Set Up a Local NIM Service#
Route inference to an NVIDIA NIM container running on your local network. This profile keeps all inference on-premises while using the same models available through NVIDIA cloud.
Prerequisites#
A running NemoClaw sandbox.
Docker or a compatible container runtime.
A GPU with enough VRAM for the target model.
An NVIDIA NGC API key for pulling NIM container images.
Pull and Start the NIM Container#
Pull the NIM container image and start it on port 8000:
$ docker run -d --gpus all \
-p 8000:8000 \
--name nim-service \
nvcr.io/nim/nvidia/nemotron-3-super-120b-a12b:latest
Wait until the container logs show that the model is loaded and ready to serve requests. Check the logs with the following command:
$ docker logs -f nim-service
Verify the NIM Service#
Confirm that the NIM container is reachable:
$ curl http://nim-service.local:8000/v1/models
If nim-service.local does not resolve, use the container IP address or configure DNS to resolve the hostname.
Set the NIM API Key#
Export the NIM_API_KEY environment variable.
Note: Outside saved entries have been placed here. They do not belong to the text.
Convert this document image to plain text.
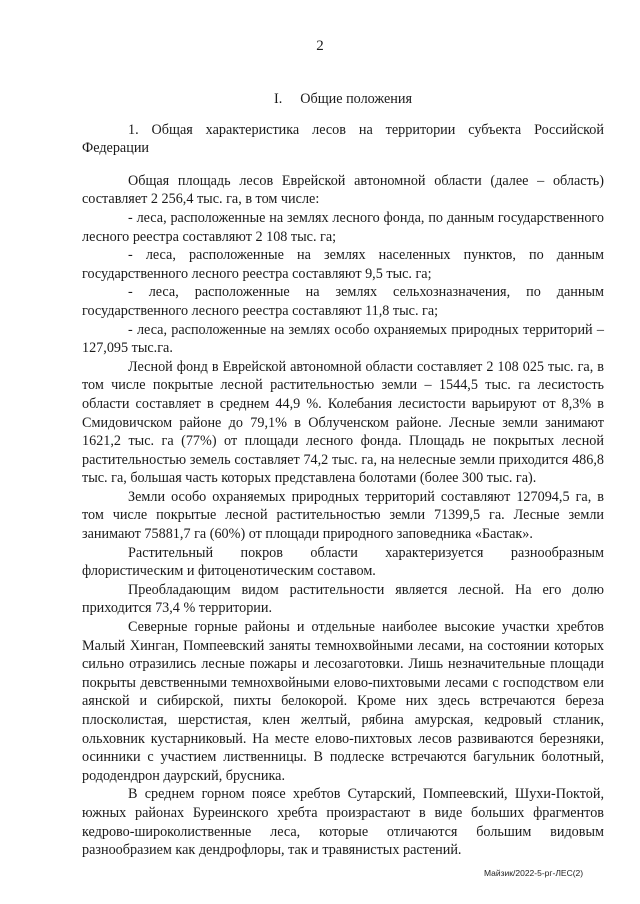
2
I. Общие положения
1. Общая характеристика лесов на территории субъекта Российской Федерации

Общая площадь лесов Еврейской автономной области (далее – область) составляет 2 256,4 тыс. га, в том числе:

- леса, расположенные на землях лесного фонда, по данным государственного лесного реестра составляют 2 108 тыс. га;

- леса, расположенные на землях населенных пунктов, по данным государственного лесного реестра составляют 9,5 тыс. га;

- леса, расположенные на землях сельхозназначения, по данным государственного лесного реестра составляют 11,8 тыс. га;

- леса, расположенные на землях особо охраняемых природных территорий – 127,095 тыс.га.

Лесной фонд в Еврейской автономной области составляет 2 108 025 тыс. га, в том числе покрытые лесной растительностью земли – 1544,5 тыс. га лесистость области составляет в среднем 44,9 %. Колебания лесистости варьируют от 8,3% в Смидовичском районе до 79,1% в Облученском районе. Лесные земли занимают 1621,2 тыс. га (77%) от площади лесного фонда. Площадь не покрытых лесной растительностью земель составляет 74,2 тыс. га, на нелесные земли приходится 486,8 тыс. га, большая часть которых представлена болотами (более 300 тыс. га).

Земли особо охраняемых природных территорий составляют 127094,5 га, в том числе покрытые лесной растительностью земли 71399,5 га. Лесные земли занимают 75881,7 га (60%) от площади природного заповедника «Бастак».

Растительный покров области характеризуется разнообразным флористическим и фитоценотическим составом.

Преобладающим видом растительности является лесной. На его долю приходится 73,4 % территории.

Северные горные районы и отдельные наиболее высокие участки хребтов Малый Хинган, Помпеевский заняты темнохвойными лесами, на состоянии которых сильно отразились лесные пожары и лесозаготовки. Лишь незначительные площади покрыты девственными темнохвойными елово-пихтовыми лесами с господством ели аянской и сибирской, пихты белокорой. Кроме них здесь встречаются береза плосколистая, шерстистая, клен желтый, рябина амурская, кедровый стланик, ольховник кустарниковый. На месте елово-пихтовых лесов развиваются березняки, осинники с участием лиственницы. В подлеске встречаются багульник болотный, рододендрон даурский, брусника.

В среднем горном поясе хребтов Сутарский, Помпеевский, Шухи-Поктой, южных районах Буреинского хребта произрастают в виде больших фрагментов кедрово-широколиственные леса, которые отличаются большим видовым разнообразием как дендрофлоры, так и травянистых растений.

Майзик/2022-5-рг-ЛЕС(2)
The nim-local profile uses this variable to authenticate with the NIM service:
$ export NIM_API_KEY=<your-nim-api-key>
Switch to the NIM Provider#
Set the active inference provider to nim-local:
$ openshell inference set --provider nim-local --model nvidia/nemotron-3-super-120b-a12b
The change takes effect immediately. No sandbox restart is required.
Verify Inference Routing#
Check the sandbox status to confirm the active provider:
$ openclaw nemoclaw status
The output should show nim-local as the active provider with the endpoint nim-service.local:8000.
Network Policy#
The sandbox network policy includes a nim_service entry that allows traffic to nim-service.local:8000.
This entry is part of the baseline policy in nemoclaw-blueprint/policies/openclaw-sandbox.yaml.
No additional policy changes are required.
Select the NIM Profile at Launch#
To start a new sandbox with the nim-local profile, pass --profile nim-local during launch:
$ openclaw nemoclaw launch --profile nim-local